Personal information
- Full name: Robert David Nelson
- Born: 2 July 1970 (age 56) Chiswick, London, England
- Batting: Left-handed
- Bowling: Right-hand off break

Domestic team information
- 2000 & 2002: Middlesex Cricket Board

Career statistics
| Competition | LA |
| Matches | 3 |
| Runs scored | 7 |
| Batting average | 7.00 |
| 100s/50s | –/– |
| Top score | 15* |
| Balls bowled | 138 |
| Wickets | – |
| Bowling average | – |
| 5 wickets in innings | – |
| 10 wickets in match | – |
| Best bowling | – |
| Catches/stumpings | –/– |
- Source: Cricinfo, 19 November 2010

= Robert Nelson (cricketer, born 1970) =

English cricketer

Robert David Nelson (born 2 July 1970) is an English cricketer. Nelson is a left-handed batsman who bowls right-arm off break. He was born in Chiswick, London and later educated at Harrow School.

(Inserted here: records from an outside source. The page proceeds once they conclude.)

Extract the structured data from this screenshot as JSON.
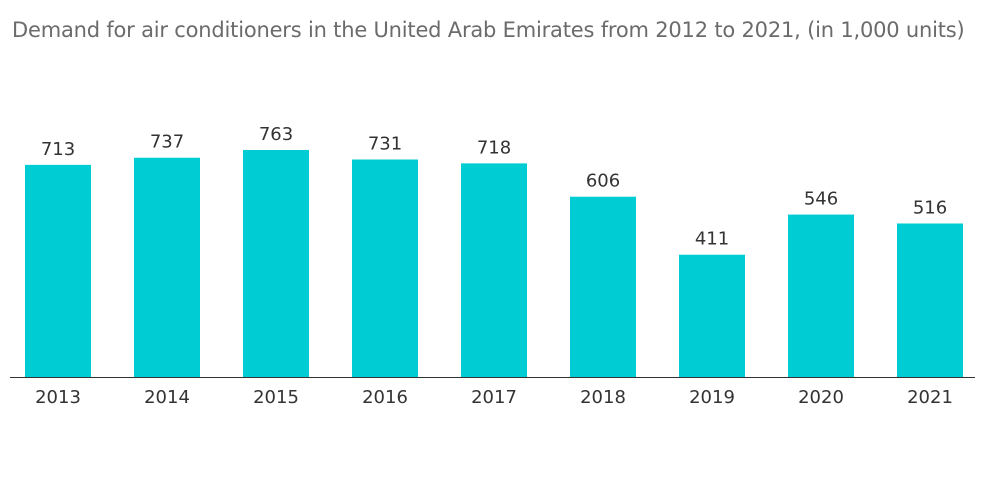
{
  "chart_data": {
    "type": "bar",
    "title": "Demand for air conditioners in the United Arab Emirates from 2012 to 2021, (in 1,000 units)",
    "xlabel": "",
    "ylabel": "",
    "categories": [
      "2013",
      "2014",
      "2015",
      "2016",
      "2017",
      "2018",
      "2019",
      "2020",
      "2021"
    ],
    "values": [
      713,
      737,
      763,
      731,
      718,
      606,
      411,
      546,
      516
    ],
    "data_labels": [
      "713",
      "737",
      "763",
      "731",
      "718",
      "606",
      "411",
      "546",
      "516"
    ],
    "ylim": [
      0,
      763
    ],
    "grid": false,
    "legend": "none",
    "bar_color": "#00ccd4",
    "baseline_color": "#333333"
  }
}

Nelson represented the Middlesex Cricket Board in 3 List A matches. These came against Wiltshire and Sussex in the 2000 NatWest Trophy and the Derbyshire Cricket Board in the 1st round of the 2003 Cheltenham & Gloucester Trophy which was held in 2002. In his 3 career List A match he scored 7 runs at a batting average of 7.00, with a high score of 5*. With the ball he bowled 23 wicket-less overs.

He currently plays club cricket Brondesbury Cricket Club in the Middlesex County Cricket League where he has played since he was an u9 colt and is the leading wicket taker in the 1st XI league with 425 wickets.

He was captain of the club in their successful double winning side in 1999 winning the Middlesex Premiership League and Evening Standard cup (at the Oval). In the following year Brondesbury retained their Premier League title under his captaincy.

In 2020 Nelson made his debut for the Middlesex County Over-50s and was then selected for the England Over-50s team making his ODI debut vs Wales on 23 August 2020 taking 2–13.

in 2023 Nelson was part of the England Over50s squad that lifted the World Cup in South Africa. England beat South Africa in the final by 65 runs.